Tuesday, August 30, 2005

Verizon hurting Dycom

As I wrote yesterday, DY lowered numbers for next quarter due to expected lower volumes from VZ FTTH build. DY actually missed numbers on the EPS line also for last quarter, without the $3M accounting gain from some insurance cost amortizations which helped EPS by 4 cents I believe. Its always nice to have some "cookie-jar" accouting to play with during weak quarters.

DY suffers from being at the wrong place-literally. There is nothing wrong/slowing with VZ plans, its not slowing spending. But being a 28% customer VZ has consequences for DY. When VZ shifts its build plans from one state/municipality to another it might not always be beneficial for DY. DY gained earlier in the rollout as VZ started its FTTH build out in areas where DY was the contractor, also DY benefitted earlier in the rollout since it basically does more of the fiber-laying part of the build and does not really have much work when it comes to doing network engineering (splicing fiber, etc.). So as the buildout evolves and moves into other states and also into higher-level work, DY suffers. On the other hand, BLS is actually accelerating its buildouts with DY which help offset some of the losses from VZ.

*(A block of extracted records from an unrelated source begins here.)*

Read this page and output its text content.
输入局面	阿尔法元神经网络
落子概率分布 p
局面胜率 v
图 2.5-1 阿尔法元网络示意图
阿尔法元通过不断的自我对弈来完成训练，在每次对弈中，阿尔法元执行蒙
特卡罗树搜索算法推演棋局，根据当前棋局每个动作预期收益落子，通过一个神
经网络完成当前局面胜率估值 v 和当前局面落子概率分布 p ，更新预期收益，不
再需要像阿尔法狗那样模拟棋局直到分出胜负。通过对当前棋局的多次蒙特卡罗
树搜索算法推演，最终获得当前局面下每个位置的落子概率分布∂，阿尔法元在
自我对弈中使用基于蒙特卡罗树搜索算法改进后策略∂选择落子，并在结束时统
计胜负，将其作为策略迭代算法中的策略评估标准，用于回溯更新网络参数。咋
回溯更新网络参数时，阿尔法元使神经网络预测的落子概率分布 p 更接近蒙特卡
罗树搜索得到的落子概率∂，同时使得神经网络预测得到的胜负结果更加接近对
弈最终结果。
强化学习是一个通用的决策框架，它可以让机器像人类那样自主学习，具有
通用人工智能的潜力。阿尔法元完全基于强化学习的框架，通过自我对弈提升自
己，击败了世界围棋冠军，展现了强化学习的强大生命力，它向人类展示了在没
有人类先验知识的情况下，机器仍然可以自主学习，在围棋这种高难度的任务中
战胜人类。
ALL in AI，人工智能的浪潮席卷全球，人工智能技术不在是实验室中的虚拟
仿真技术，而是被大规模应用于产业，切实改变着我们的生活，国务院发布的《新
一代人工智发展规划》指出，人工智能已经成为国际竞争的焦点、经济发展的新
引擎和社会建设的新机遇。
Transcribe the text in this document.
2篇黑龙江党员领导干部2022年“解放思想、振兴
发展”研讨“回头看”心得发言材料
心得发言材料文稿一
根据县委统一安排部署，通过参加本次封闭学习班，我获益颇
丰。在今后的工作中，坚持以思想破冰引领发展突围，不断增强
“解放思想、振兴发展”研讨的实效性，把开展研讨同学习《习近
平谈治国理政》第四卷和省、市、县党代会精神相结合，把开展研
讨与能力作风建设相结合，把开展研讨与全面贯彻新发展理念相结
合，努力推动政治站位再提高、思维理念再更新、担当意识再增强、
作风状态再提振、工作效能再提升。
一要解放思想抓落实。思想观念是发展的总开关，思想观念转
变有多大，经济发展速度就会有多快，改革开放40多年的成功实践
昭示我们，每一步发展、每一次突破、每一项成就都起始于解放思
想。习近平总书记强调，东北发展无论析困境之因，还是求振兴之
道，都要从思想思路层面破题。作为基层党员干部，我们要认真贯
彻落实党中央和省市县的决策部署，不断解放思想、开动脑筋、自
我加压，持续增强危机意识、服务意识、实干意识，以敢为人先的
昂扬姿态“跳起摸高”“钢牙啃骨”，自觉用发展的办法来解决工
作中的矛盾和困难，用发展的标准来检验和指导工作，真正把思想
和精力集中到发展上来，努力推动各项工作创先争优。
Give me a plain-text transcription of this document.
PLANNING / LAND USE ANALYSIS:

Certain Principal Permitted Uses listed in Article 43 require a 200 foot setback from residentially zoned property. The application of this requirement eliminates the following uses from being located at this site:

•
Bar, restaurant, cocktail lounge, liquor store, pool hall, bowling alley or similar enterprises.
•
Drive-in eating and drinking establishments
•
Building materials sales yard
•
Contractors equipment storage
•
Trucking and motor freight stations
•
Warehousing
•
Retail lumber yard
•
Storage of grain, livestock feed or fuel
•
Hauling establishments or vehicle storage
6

As I indicated earlier, gross margins are declining because volume of work from VZ declined very quickly and with lower revenues the overhead absorption hurts gross margins. Do not expect margins to tick up anytime soon. Pricing seems like it was not the culprit this time.

It's never a positive sign when backlog declines sequentially and its especially bad when revenues declined also. Backlog declined from $1.137B from $1.236B from Q3, with $551M to be completed in next 12 months.

DY commented that telcos remain commited to driving fiber deeper into their plants. Which is overall positive for telco food chain, just not as good for DY anymore.